С начала до конца - [46]
Аня кивнула. Старуха встала и подошла к одному из топчанов. Над ним в углу на стене висела икона, занавешенная вязаным кружевом. Хозяйка оперлась на Анино плечо, взгромоздилась на топчан и, напевно повторяя дрожащим голосом «О, Всепетая мати», откинула занавеску.
Раньше Аня не знала этой иконы — а может, и видела репродукцию, да мимо прошла, не запомнила. На известных Ане иконах Богородица была в фелони, а здесь поверх красной накидки Девы высилась царская корона. Младенец не сидел на руках, а стоял у Матери на левом колене и прикасался ладонью к Её щеке. Но первое, что бросилось Ане в глаза, так это классическая красота женского лика. Таких женщин писали скорее портретисты, а не иконописцы.
Баба Клава дочитала кондак, прекрестилась и отцепила кружево, прилаженное к стене над иконой. С Аниной помощью спустилась с топчана, аккуратно расстелила занавеску поверх подушки.

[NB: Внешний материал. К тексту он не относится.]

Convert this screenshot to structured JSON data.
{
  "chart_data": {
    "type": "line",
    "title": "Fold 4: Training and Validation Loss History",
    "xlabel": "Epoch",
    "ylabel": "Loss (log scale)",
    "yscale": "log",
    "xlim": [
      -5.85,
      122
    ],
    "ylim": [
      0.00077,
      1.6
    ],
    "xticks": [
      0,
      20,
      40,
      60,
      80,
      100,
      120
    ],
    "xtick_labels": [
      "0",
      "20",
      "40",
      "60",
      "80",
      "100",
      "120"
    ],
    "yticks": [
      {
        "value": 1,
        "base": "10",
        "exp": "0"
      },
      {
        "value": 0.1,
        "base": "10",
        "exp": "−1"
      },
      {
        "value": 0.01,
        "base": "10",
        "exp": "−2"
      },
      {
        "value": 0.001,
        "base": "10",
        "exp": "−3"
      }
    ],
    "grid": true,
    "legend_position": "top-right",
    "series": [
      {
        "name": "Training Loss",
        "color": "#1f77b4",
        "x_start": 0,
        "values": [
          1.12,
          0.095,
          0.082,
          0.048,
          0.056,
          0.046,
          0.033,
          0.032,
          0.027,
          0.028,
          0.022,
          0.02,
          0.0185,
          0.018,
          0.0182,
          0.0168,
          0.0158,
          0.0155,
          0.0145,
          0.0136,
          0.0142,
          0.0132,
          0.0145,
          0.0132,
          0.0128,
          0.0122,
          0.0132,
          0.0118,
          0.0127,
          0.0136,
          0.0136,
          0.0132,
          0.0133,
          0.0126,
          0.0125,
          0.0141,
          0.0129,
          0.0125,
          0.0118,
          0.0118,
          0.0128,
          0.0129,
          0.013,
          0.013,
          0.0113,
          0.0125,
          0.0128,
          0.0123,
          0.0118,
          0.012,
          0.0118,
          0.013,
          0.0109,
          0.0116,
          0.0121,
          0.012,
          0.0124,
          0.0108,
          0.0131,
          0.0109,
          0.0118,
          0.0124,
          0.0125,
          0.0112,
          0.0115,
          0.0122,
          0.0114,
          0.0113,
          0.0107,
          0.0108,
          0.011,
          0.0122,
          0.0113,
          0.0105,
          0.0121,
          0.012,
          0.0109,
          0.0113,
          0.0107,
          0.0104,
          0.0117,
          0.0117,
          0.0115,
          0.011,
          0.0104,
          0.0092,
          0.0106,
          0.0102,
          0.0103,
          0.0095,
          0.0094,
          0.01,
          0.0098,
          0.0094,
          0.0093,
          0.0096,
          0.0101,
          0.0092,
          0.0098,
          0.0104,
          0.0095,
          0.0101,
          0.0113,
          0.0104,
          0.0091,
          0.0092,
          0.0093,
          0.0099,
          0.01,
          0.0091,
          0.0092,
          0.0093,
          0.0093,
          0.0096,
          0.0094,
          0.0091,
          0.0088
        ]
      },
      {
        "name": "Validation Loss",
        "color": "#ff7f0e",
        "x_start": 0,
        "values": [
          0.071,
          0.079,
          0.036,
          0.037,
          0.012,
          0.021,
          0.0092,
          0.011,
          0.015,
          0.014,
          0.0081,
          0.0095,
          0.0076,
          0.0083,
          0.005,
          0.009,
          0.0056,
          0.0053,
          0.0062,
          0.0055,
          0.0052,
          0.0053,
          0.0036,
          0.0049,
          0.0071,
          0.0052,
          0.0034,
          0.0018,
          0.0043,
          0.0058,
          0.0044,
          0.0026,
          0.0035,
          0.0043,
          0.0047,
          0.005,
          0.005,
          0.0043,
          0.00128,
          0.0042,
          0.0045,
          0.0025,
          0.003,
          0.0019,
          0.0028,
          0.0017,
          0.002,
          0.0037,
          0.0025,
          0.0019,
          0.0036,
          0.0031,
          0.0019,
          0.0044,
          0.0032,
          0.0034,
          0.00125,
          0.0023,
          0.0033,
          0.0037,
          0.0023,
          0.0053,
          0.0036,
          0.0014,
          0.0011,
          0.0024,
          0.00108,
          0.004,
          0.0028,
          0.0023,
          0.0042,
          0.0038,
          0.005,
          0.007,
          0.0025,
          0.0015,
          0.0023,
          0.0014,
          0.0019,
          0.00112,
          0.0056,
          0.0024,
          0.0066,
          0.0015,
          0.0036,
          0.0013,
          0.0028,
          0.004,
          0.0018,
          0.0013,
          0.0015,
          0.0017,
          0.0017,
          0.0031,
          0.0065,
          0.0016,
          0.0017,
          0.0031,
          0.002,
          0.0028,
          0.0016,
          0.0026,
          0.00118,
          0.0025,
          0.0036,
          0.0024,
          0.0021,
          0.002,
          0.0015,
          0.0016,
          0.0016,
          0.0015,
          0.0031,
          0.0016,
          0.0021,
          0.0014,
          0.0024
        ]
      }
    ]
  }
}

— Красивая, — сказала Аня.
— Из одного монастыря она, — сказала баба Клава. — Там матушка жила, которая ещё при советской власти Пречистую Деву нашу спасла и хранила её у себя, долго хранила. Но это не та икона, эту я намолила сама. Мне её уже монахи написали, так уж я просила их, слезьми обливалась, вот как просила. Матушка-то преставилась, только перед смертью своей она меня благословила сюда приехать. И больно уж горько мне было тогда с Богородицей расставаться. Вот и написали мне её, совсем такую же, как у матушки, — ну только гораздо меньше, конечно. Теперь с ней и помру спокойно. Всё моё счастье в ней.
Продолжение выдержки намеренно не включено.